How can I get myDataSource in this second application, given that I can't use a Tomcat's resource in server.xml or a context.xml file (for different reasons I have to use this .properties file)?
Thanks
"local" JDNI directories are read-only in Tomcat. Nevertheless, you can bind "global" JNDI resources in a LifecycleListener, and then "link" them to your context(s)(*):
You need to implement org.apache.catalina.LifecycleListener http://tomcat.apache.org/tomcat-6.0-doc/api/org/apache/catalina/LifecycleListener.html
Then register it in your server.xml like this (along with the other listeners):
<Listener className="yourlistener.YourLifecycleListener"/>
Your listener should await for 2 events:
public void lifecycleEvent(final LifecycleEvent event) {
if (Lifecycle.START_EVENT.equals(event.getType())) {
// Create your datasource instance...
Context initContext = new InitialContext();
initContext.createSubcontext("jdbc");
initContext.createSubcontext("jdbc/oracle");
initContext.rebind("jdbc/oracle/myDataSource", myDataSource);
} else if (Lifecycle.STOP_EVENT.equals(event.getType())) {
// unbind...
}
}
Then you'll have to propagate resource accesses by "linking" them from "global" JNDI directory to "local" JNDI directory using ResourceLink element in your META-INF/context.xml:
<ResourceLink name="jdbc/oracle/myDataSource" global="jdbc/oracle/myDataSource"
type="javax.sql.DataSource" />
That worked for me so far.
(*) Some notes:
There's an advantage on using lifecycle listeners. Since the order of context creation is not guaranteed. The advantage is that all of your contexts will see this object created.
If you need to create and configure datasource creation more dynamically that on lifecycle listener creation, note that you can bind a custom class implementing the Factory pattern.
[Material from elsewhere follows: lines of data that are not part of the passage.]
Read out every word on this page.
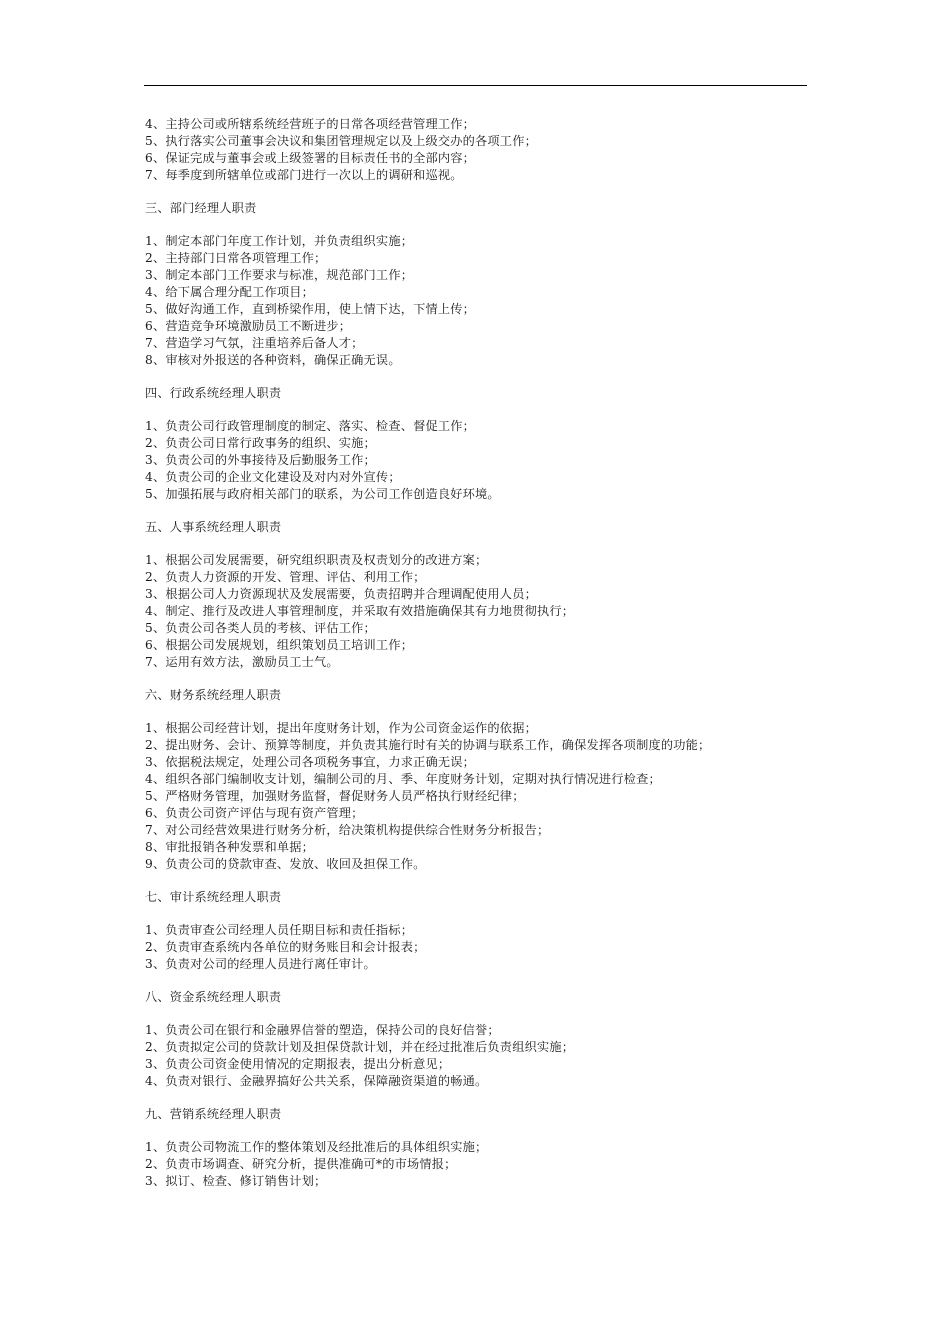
4、主持公司或所辖系统经营班子的日常各项经营管理工作；
5、执行落实公司董事会决议和集团管理规定以及上级交办的各项工作；
6、保证完成与董事会或上级签署的目标责任书的全部内容；
7、每季度到所辖单位或部门进行一次以上的调研和巡视。
三、部门经理人职责
1、制定本部门年度工作计划，并负责组织实施；
2、主持部门日常各项管理工作；
3、制定本部门工作要求与标准，规范部门工作；
4、给下属合理分配工作项目；
5、做好沟通工作，直到桥梁作用，使上情下达，下情上传；
6、营造竞争环境激励员工不断进步；
7、营造学习气氛，注重培养后备人才；
8、审核对外报送的各种资料，确保正确无误。
四、行政系统经理人职责
1、负责公司行政管理制度的制定、落实、检查、督促工作；
2、负责公司日常行政事务的组织、实施；
3、负责公司的外事接待及后勤服务工作；
4、负责公司的企业文化建设及对内对外宣传；
5、加强拓展与政府相关部门的联系，为公司工作创造良好环境。
五、人事系统经理人职责
1、根据公司发展需要，研究组织职责及权责划分的改进方案；
2、负责人力资源的开发、管理、评估、利用工作；
3、根据公司人力资源现状及发展需要，负责招聘并合理调配使用人员；
4、制定、推行及改进人事管理制度，并采取有效措施确保其有力地贯彻执行；
5、负责公司各类人员的考核、评估工作；
6、根据公司发展规划，组织策划员工培训工作；
7、运用有效方法，激励员工士气。
六、财务系统经理人职责
1、根据公司经营计划，提出年度财务计划，作为公司资金运作的依据；
2、提出财务、会计、预算等制度，并负责其施行时有关的协调与联系工作，确保发挥各项制度的功能；
3、依据税法规定，处理公司各项税务事宜，力求正确无误；
4、组织各部门编制收支计划，编制公司的月、季、年度财务计划，定期对执行情况进行检查；
5、严格财务管理，加强财务监督，督促财务人员严格执行财经纪律；
6、负责公司资产评估与现有资产管理；
7、对公司经营效果进行财务分析，给决策机构提供综合性财务分析报告；
8、审批报销各种发票和单据；
9、负责公司的贷款审查、发放、收回及担保工作。
七、审计系统经理人职责
1、负责审查公司经理人员任期目标和责任指标；
2、负责审查系统内各单位的财务账目和会计报表；
3、负责对公司的经理人员进行离任审计。
八、资金系统经理人职责
1、负责公司在银行和金融界信誉的塑造，保持公司的良好信誉；
2、负责拟定公司的贷款计划及担保贷款计划，并在经过批准后负责组织实施；
3、负责公司资金使用情况的定期报表，提出分析意见；
4、负责对银行、金融界搞好公共关系，保障融资渠道的畅通。
九、营销系统经理人职责
1、负责公司物流工作的整体策划及经批准后的具体组织实施；
2、负责市场调查、研究分析，提供准确可*的市场情报；
3、拟订、检查、修订销售计划；
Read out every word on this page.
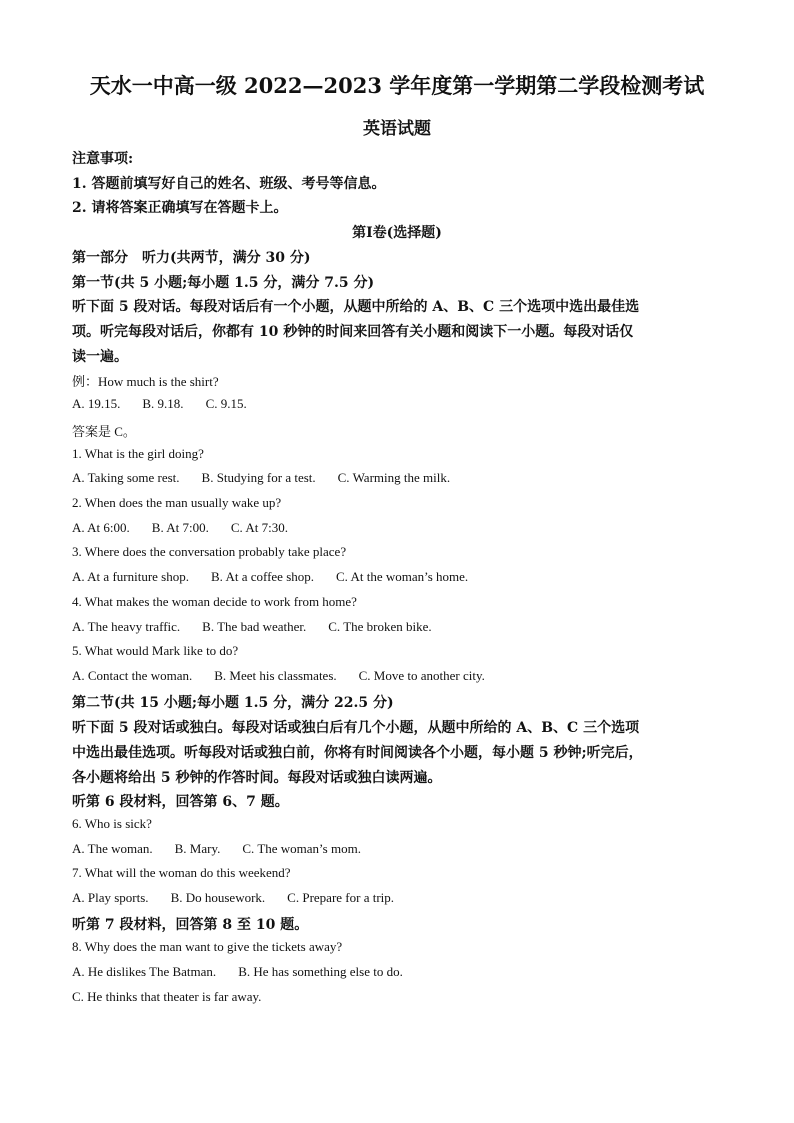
天水一中高一级 2022—2023 学年度第一学期第二学段检测考试
英语试题
注意事项:
1. 答题前填写好自己的姓名、班级、考号等信息。
2. 请将答案正确填写在答题卡上。
第Ⅰ卷(选择题)
第一部分　听力(共两节，满分 30 分)
第一节(共 5 小题;每小题 1.5 分，满分 7.5 分)
听下面 5 段对话。每段对话后有一个小题，从题中所给的 A、B、C 三个选项中选出最佳选
项。听完每段对话后，你都有 10 秒钟的时间来回答有关小题和阅读下一小题。每段对话仅
读一遍。
例：How much is the shirt?
A. 19.15. B. 9.18. C. 9.15.
答案是 C。
1. What is the girl doing?
A. Taking some rest. B. Studying for a test. C. Warming the milk.
2. When does the man usually wake up?
A. At 6:00. B. At 7:00. C. At 7:30.
3. Where does the conversation probably take place?
A. At a furniture shop. B. At a coffee shop. C. At the woman’s home.
4. What makes the woman decide to work from home?
A. The heavy traffic. B. The bad weather. C. The broken bike.
5. What would Mark like to do?
A. Contact the woman. B. Meet his classmates. C. Move to another city.
第二节(共 15 小题;每小题 1.5 分，满分 22.5 分)
听下面 5 段对话或独白。每段对话或独白后有几个小题，从题中所给的 A、B、C 三个选项
中选出最佳选项。听每段对话或独白前，你将有时间阅读各个小题，每小题 5 秒钟;听完后，
各小题将给出 5 秒钟的作答时间。每段对话或独白读两遍。
听第 6 段材料，回答第 6、7 题。
6. Who is sick?
A. The woman. B. Mary. C. The woman’s mom.
7. What will the woman do this weekend?
A. Play sports. B. Do housework. C. Prepare for a trip.
听第 7 段材料，回答第 8 至 10 题。
8. Why does the man want to give the tickets away?
A. He dislikes The Batman. B. He has something else to do.
C. He thinks that theater is far away.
To avoid classloading incompatibility problems, consider putting your listener, datasource, etc. classes in a jar file in the Tomcat lib directory, so they're included y the common classloader.
Regards.
What you are trying to do is not going to work. J2EE applications are not allowed to modify the JNDI environment provided by the application server (J2EE spec, section 5.2.2) and the Tomcat JNDI documentation also states, that each web applications gets each own read-only JNDI environment. I'm not sure why binding/rebinding your datasource is not failing immediately and why it's working within the same web application, but even such application-internal usage of the JNDI environment is undocumented behaviour, which I would not rely on.
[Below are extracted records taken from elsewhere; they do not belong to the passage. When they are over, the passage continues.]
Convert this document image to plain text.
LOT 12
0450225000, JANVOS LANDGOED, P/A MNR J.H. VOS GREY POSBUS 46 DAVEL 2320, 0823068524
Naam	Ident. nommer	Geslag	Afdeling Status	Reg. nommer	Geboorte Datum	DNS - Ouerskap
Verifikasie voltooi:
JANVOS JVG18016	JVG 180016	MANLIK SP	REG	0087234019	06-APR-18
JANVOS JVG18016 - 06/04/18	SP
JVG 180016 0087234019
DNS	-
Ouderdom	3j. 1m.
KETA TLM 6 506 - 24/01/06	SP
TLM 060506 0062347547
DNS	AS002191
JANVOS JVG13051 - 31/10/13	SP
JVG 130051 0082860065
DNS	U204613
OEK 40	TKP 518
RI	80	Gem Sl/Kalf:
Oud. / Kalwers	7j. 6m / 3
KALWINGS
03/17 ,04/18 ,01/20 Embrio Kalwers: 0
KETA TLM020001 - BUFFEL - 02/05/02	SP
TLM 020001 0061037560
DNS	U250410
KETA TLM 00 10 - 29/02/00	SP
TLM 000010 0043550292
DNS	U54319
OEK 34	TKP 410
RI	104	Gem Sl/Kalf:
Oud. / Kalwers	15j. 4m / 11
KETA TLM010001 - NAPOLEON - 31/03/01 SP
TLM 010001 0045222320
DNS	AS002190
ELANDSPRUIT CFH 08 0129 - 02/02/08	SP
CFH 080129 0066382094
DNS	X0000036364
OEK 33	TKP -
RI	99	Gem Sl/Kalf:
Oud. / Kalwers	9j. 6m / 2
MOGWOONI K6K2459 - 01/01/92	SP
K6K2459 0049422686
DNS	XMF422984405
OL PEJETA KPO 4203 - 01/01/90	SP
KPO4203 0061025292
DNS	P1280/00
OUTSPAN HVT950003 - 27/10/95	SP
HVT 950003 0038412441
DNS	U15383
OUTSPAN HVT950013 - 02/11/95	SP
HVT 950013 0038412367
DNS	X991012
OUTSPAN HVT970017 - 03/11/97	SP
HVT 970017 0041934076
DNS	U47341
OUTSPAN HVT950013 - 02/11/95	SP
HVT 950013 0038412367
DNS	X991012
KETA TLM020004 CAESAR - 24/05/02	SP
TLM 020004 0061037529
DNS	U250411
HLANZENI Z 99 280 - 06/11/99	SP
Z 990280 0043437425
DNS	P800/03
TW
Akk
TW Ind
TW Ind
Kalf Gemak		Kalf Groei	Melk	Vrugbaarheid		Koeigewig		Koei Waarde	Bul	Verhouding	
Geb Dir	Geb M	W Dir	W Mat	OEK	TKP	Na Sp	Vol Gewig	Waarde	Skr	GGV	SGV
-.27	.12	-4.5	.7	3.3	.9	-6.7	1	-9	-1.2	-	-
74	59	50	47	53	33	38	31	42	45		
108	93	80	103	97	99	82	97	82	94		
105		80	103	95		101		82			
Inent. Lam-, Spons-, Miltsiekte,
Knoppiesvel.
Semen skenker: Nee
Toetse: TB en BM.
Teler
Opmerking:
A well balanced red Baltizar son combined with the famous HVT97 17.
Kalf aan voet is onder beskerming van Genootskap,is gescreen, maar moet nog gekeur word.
A couple people have already commented on this, but I think the answer to your question is: Tomcat has a file called server.xml that you need to use. A good reference I have used before is below:
http://tomcat.apache.org/tomcat-5.5-doc/jndi-resources-howto.html
Resources defined here will be visible to all apps deployed (if set up correctly). If you set up a JNDI resource in your apps context or web xml file, it should only be available to your app.
JNDI context are private to each webapp. Context created in one app can't be accessed by others.
Try to create an entry in GlobalNamingResources and links in both webapps using <ResourceLink> to see if it works.
I used this setup before to read from both apps but never tried to write from one. So not sure if it will work.
Actually, it is possible to access others JNDI resources, if the servlet implements org.apache.catalina.ContainerServlet. This interface has a org.apache.catalina.Wrapper attribute, that is "populated" by the container itself.
through that, I created a simple application to monitor resources.
BUT, I would like to do that in a listener, so my resource monitor could start when the container starts. Anyone knows a way?